Foto di Caterina Goglio
Tutto ciò non si può non analizzare alla luce del contesto del paese e più in generale del mondo in cui la politica estrattivista del petrolio, la sua esportazione, il mantenimento di buoni rapporti con le grandi potenze economiche sembrano valere di piú della vita e della salute di tutti gli esseri viventi e della cura dell’ambiente. È proprio per questi motivi che fino a oggi spegnere i mecheros non è mai stata considerata una vera opzione per il governo ecuatoriano, perché è evidente che ancora una volta questo guardi maggiormente al denaro e all’arricchimento piuttosto che a garantire i diritti e il buen vivir della popolazione. L’unico interesse dello stato sembra quindi essere quello di rimanere all’interno di un sistema político-economico basato sull’estrattivismo, sull’esportazione e sullo sfruttamento delle risorse, che al contrario non protegge le persone e l’ambiente. Il governo mostrando la sua indifferenza nei confronti di questa criticità sociale, non rispettando le disposizioni e non prendendo delle risoluzioni concrete è complice e responsabile della morte di esseri umani e della biodiversitá.

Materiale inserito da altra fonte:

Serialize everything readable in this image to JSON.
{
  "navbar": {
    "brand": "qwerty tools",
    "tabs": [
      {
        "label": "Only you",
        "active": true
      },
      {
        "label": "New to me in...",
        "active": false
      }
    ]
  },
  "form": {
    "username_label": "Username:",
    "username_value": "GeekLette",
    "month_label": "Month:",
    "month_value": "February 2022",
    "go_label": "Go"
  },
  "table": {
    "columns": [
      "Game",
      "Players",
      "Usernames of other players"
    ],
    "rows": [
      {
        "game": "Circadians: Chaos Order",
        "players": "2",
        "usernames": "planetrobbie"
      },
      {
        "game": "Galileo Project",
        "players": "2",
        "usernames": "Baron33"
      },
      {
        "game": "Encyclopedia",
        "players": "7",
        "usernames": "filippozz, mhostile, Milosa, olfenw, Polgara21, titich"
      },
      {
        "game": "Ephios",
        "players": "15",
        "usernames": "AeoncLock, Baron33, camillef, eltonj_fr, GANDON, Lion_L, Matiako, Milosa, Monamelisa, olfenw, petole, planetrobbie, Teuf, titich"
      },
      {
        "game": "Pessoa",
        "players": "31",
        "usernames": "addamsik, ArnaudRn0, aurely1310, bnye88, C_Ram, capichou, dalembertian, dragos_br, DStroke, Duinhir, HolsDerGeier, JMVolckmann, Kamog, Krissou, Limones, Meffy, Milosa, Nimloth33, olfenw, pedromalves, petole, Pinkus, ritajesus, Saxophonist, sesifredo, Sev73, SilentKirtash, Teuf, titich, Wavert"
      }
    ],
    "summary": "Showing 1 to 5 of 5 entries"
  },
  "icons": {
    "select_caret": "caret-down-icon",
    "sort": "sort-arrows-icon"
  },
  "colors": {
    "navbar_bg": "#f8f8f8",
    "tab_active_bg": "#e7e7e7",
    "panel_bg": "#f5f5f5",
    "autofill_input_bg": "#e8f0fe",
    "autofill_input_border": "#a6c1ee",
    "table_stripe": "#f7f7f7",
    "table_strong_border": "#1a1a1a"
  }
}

La manifestazione di marzo, e con essa i vari incontri che si sono tenuti nei giorni seguenti, ha avuto quindi fra gli obiettivi principali quello di mostrare quanto i mecheros stiano danneggiando l’ecosistema, provocando effetti a livello micro e macroscopici. Al contempo si è rimarcata la totale assenza dello Stato e si è ribadito chiaramente come esso sia o non sia consapevole del fatto che in gioco ci sono la salute, i diritti, ma soprattutto la tranquillità e la dignità della vita di chi vive in quei luoghi.
Si invoca quindi un senso di giustizia e si esige che il caso mecheros sia trattato come urgente e prioritario: la lotta contro i mecheros è una lotta per la vita.